Refazer as relações familiares na pandemia

Como refazer as relações familiares na pandemia

Em Psicologia clinica por Elisabete Condesso

Devido à pandemia por COVID-19, as tensões familiares têm aumentado e as relações têm-se degradado com ruturas dos vínculos. Será possível refazer o sentimento de reciprocidade e das relações familiares na pandemia?

As recomendações das autoridades de saúde para o afastamento social têm vindo a alterar de forma severa as práticas sociais, colocando uma tenção permanente nas famílias e que podem obrigar a uma redefinição dos nossos valores.

O slogan que temos ouvimos de forma insistente é que “fique em casa”, “evite os contactos sociais”. Os meios de comunicação sociais como televisão, radio e jornais têm dado eco a esta mensagem. Através das redes sociais, a cada minuto, recebemos um apelo insistente acerca desta necessidade. Mas a questão para muitas famílias é “fique em casa com quem?”, “em que casa?”, “como tratar dos idosos e evitar a solidão?”, “como proteger e evitar os impactos negativos nas nossas crianças?“, “como recriar as relações familiares e mante-las saudáveis neste momento”. Estas são algumas das várias perguntas que procuramos responder neste artigo.

A pandemia está a interferir de forma significativa nas relações familiares

A pergunta de como recriar as relações familiares em tempos de pandemia coloca-se num momento em que o futuro apresenta-se muito incerto relativamente à evolução do COVID-19. Assistimos com muita preocupação a uma segunda vaga que novamente obriga a restrições severas e a uma obrigação de isolamento social muito restritivo.

A urgência da situação da pandemia leva a uma reelaboração das relações familiares relativamente à vontade dos sujeitos, dado que aciona e, de certo modo, inviabiliza uma divisão igualitária das tarefas familiares, interferindo de forma significativa na dinâmica familiar. No tempo atual, de facto, têm-se exacerbado os conflitos familiares, conjugais e intergeracionais. Conflitos e ruturas familiares irrompem (mesmo que atenuadas com recurso às novas tecnologias de comunicação), em particular devido a uma convivência forçada e prolongada dos familiares que coabitam praticamente 24 horas.

De facto, por um lado, temos assistido a um crescimento da violência doméstica e, por outro, a um aumento de tensão nas negociações para a atribuição do cuidado com dependentes. Acresce que toda esta situação se intensifica com o medo e possibilidade de morte, bem real, que nos entra todos os dias pela casa a dentro, hiper difundida pelos meios de comunicação social.

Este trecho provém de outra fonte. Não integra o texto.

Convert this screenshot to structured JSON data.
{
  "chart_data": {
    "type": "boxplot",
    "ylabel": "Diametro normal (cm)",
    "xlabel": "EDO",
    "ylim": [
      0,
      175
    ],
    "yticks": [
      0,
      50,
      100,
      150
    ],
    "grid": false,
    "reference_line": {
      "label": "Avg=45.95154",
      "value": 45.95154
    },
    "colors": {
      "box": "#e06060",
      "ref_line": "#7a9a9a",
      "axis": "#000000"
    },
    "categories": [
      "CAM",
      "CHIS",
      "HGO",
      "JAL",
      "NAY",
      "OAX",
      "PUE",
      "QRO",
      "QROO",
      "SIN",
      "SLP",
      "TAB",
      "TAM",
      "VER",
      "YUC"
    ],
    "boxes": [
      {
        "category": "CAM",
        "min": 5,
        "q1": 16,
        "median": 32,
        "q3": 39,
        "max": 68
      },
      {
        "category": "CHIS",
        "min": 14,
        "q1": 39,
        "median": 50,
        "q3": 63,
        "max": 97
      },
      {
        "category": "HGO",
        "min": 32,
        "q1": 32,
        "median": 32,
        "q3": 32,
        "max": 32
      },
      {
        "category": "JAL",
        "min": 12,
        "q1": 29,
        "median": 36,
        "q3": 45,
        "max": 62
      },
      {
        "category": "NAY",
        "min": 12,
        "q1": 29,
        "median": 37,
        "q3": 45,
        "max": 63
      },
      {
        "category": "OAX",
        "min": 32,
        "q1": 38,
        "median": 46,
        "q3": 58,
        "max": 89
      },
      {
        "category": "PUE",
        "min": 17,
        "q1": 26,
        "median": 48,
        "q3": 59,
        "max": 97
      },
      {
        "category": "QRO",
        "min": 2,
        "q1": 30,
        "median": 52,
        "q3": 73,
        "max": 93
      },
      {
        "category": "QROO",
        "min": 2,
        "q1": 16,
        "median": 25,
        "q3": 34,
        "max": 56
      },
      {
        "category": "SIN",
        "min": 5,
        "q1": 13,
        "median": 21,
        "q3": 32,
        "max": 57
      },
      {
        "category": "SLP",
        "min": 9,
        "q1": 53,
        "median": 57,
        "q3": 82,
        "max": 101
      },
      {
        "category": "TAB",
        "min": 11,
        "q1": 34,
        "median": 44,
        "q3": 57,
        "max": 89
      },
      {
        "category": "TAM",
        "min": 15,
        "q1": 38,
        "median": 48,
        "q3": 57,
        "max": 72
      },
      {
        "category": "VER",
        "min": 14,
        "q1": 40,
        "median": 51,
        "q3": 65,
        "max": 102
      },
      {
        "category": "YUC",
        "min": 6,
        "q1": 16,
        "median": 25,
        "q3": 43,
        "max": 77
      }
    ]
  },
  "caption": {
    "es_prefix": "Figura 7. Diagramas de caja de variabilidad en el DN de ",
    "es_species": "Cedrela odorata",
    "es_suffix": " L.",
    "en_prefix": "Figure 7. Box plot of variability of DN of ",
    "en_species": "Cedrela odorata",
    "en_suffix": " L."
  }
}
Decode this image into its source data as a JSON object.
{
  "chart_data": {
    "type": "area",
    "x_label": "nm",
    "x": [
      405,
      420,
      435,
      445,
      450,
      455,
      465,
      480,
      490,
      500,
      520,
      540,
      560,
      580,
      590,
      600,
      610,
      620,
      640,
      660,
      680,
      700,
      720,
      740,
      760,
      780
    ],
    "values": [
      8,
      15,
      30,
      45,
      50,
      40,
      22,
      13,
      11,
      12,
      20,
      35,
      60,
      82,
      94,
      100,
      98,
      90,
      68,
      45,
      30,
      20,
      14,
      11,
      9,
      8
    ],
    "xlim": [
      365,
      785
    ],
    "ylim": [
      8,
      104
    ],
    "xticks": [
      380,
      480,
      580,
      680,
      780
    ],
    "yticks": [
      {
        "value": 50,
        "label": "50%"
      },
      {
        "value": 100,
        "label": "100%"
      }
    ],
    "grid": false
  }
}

Casal chateados e irritados
Casal chateados e irritados

Interpretar as transformações nas relações familiares na pandemia a partir das alterações dos valores e práticas sociais

A reciprocidade de atenção e afeto familiar estão presentes nos diversos contextos socioculturais da nossa sociedade. É algo que faz parte da nossa identidade cultural, que nos define como povo Português, que sobretudo nos molda como indivíduos e nos define como pessoas. Está intrinsecamente presente no nosso “Eu”.

Em face da nova realidade imposta pela situação de pandemia, tem-se procurado compreender e interpretar as transformações nas relações familiares a partir do princípio da coexistência de mudanças e permanências de valores e práticas sociais.

Quando falamos de valores referimo-nos à autonomia e independência do individuo, ao direito das mulheres, das crianças e dos idosos. As práticas sociais englobam as relações familiares que coexistem entre os vários membros, ao nível familiar, conjugal e intergeracional.

A situação pandémica tem vindo a colocar em causa os nossos valores e práticas sociais!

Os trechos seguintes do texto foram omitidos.